Presiden Rusia Vladimir Putin mengatakan "aksi militer khusus" Rusia diperlukan "untuk melindungi orang-orang yang telah menjadi korban perundungan dan genosida." Yaitu orang-orang yang bahasa ibunya atau hanya bisa bahasa Rusia yang menetap di Ukraina Timur.
Ukraina menegaskan klaim genosida tersebut tidak benar dan tidak memberi pembenaran hukum untuk menggelar invasi. Sidang kasus ini akan digelar pada Senin (7/3/2022) pukul 10.00 pagi waktu setempat dan Rusia akan meresponnya pada Selasa (8/3/2022).

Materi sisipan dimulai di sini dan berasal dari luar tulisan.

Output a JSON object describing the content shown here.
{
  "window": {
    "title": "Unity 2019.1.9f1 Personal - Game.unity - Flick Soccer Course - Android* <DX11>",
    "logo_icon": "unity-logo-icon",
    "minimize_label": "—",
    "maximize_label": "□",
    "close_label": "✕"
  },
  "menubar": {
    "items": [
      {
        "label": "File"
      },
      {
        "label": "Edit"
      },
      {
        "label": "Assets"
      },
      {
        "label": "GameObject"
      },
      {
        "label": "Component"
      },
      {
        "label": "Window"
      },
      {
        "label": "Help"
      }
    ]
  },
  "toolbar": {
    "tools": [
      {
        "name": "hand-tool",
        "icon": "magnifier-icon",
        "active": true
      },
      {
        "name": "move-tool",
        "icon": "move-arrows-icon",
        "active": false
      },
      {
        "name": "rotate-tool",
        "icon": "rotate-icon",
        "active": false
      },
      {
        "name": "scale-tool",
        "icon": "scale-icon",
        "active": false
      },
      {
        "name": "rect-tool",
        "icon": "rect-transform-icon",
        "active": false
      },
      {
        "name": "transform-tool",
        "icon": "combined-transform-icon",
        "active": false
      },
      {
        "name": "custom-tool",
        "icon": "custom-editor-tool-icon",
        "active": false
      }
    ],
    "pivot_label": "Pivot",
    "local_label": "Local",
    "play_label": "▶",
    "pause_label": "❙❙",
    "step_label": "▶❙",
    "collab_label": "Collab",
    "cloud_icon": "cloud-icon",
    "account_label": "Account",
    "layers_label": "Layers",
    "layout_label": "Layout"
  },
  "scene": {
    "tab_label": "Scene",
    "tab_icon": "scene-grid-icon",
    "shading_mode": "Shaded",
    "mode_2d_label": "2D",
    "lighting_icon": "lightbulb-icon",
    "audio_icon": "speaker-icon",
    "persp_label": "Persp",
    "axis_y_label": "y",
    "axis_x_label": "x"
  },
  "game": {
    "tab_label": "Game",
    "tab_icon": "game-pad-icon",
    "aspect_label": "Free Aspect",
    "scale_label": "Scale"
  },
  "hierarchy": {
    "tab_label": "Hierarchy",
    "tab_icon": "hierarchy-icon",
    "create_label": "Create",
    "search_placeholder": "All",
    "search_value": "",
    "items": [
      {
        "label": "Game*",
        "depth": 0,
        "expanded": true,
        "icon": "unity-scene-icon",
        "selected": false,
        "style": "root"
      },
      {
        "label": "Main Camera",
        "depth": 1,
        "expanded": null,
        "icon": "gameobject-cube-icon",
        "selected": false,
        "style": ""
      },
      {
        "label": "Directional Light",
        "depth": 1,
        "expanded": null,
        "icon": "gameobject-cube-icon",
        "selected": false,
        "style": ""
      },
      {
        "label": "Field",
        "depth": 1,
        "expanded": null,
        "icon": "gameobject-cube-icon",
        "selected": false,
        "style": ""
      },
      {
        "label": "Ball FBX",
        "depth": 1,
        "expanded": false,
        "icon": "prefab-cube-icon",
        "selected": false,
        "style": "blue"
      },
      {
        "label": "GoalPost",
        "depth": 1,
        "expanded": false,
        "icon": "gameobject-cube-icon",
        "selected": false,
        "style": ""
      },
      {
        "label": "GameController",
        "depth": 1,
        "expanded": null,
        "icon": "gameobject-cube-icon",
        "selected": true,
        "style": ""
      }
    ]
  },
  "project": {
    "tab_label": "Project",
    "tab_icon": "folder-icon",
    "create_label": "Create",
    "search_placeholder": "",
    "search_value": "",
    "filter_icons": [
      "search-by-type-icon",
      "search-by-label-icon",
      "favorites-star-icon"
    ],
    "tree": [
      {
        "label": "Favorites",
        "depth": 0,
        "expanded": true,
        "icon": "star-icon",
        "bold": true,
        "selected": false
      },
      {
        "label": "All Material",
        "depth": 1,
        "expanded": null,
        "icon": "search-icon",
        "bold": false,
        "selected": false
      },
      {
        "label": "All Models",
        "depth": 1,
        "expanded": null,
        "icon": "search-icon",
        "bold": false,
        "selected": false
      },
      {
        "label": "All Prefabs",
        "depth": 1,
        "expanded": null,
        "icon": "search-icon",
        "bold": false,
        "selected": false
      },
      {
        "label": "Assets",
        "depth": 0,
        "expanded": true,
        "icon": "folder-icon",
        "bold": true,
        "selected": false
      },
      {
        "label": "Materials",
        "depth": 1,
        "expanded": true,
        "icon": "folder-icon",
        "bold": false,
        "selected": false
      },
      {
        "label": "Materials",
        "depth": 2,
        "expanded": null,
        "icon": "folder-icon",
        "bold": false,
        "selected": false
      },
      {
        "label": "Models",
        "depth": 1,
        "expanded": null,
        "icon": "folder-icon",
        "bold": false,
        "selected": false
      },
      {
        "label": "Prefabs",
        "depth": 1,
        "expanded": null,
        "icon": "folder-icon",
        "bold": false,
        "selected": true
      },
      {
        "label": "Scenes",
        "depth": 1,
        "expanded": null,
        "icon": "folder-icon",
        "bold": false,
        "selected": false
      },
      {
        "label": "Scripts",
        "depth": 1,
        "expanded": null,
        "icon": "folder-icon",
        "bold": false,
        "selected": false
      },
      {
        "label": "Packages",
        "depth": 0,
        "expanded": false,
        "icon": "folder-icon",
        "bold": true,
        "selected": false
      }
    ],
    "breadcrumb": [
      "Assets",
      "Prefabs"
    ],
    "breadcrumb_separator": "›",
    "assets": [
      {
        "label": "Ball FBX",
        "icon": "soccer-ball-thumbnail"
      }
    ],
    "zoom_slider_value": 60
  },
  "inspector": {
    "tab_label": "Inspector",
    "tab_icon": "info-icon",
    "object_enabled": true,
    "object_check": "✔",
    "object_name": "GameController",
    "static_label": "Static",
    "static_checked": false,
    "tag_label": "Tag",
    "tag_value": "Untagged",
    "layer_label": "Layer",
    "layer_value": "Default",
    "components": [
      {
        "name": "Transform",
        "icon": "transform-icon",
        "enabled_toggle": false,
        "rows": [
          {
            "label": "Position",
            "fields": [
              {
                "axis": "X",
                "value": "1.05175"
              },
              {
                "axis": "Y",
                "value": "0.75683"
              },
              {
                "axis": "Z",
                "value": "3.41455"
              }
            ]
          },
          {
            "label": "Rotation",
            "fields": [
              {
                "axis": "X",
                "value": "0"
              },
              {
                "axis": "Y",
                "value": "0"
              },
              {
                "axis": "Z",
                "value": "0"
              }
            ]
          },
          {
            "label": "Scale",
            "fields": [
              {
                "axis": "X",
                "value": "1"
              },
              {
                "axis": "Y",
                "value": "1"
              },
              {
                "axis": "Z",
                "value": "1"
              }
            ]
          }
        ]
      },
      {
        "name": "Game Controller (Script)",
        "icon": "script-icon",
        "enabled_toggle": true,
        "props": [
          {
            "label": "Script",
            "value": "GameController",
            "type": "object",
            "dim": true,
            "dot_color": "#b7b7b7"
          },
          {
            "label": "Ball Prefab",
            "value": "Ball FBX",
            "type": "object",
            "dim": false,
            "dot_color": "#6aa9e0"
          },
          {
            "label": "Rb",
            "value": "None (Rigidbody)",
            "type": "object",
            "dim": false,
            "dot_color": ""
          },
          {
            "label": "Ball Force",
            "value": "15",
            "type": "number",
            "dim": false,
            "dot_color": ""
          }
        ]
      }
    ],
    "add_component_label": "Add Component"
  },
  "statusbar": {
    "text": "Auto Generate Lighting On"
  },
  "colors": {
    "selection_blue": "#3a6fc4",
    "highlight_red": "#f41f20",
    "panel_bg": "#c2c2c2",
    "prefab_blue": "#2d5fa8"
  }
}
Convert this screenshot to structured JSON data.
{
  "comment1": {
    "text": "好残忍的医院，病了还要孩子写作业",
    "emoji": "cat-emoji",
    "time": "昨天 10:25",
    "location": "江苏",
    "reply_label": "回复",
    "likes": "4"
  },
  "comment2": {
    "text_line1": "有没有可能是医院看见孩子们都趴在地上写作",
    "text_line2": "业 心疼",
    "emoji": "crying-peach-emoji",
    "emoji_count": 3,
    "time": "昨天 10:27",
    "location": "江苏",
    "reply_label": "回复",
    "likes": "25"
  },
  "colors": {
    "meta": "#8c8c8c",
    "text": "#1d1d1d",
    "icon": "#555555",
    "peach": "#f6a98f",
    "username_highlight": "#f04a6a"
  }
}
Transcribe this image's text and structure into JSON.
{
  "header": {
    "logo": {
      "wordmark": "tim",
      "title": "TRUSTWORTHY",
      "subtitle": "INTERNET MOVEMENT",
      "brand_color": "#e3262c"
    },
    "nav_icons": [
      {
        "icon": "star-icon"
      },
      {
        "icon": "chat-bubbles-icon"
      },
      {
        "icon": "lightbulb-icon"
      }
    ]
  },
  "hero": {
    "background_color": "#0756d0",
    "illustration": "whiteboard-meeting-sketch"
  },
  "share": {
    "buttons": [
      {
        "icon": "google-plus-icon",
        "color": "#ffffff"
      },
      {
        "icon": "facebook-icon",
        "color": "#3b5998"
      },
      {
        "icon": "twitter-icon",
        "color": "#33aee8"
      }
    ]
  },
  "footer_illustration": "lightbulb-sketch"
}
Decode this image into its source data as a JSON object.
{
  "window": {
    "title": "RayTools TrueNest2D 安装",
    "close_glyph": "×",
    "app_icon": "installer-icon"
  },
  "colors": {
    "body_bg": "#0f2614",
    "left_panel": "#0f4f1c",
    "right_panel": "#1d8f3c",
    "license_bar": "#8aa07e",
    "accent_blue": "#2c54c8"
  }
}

Kasus ini diajukan ke ICJ, pusat interpretasi perjanjian prevensi genosida tahun 1948 yang ditanda tangani kedua negara. Perjanjian itu menunjuk ICJ sebagai forum untuk menyelesaikan perselisihan antara negara yang menandatangani perjanjian.
Pekan lalu dewan eksekutif Asosiasi Ilmuwan Genosida Internasional mengeluarkan pernyataan dengan mengatakan Putin "menyalahgunakan dan menyelewengkan kata 'genosida'."
"Jelas tidak ada bukti terjadi genosida di Ukraina," kata presiden asosiasi, Melanie O'Brien.
Kedutaan Besar Rusia di Den Haag belum menanggapi permintaan komentar mengenai kasus ini. ICJ dapat memerintahkan "langkah-langkah sementara" sebagai jalur cepat dalam hitungan hari atau pekan untuk mencegah situasi semakin memburuk sambil menimbang berat kasusnya atau memutuskan apakah mereka memiliki yurisdiksi.
Pada tahun 2014 lalu Ukraina meminta pengadilan mengeluarkan tindak pencegahan setelah Rusia menganeksasi Crimea. ICJ memerintahkan kedua belah pihak tidak memperburuk perselisihan.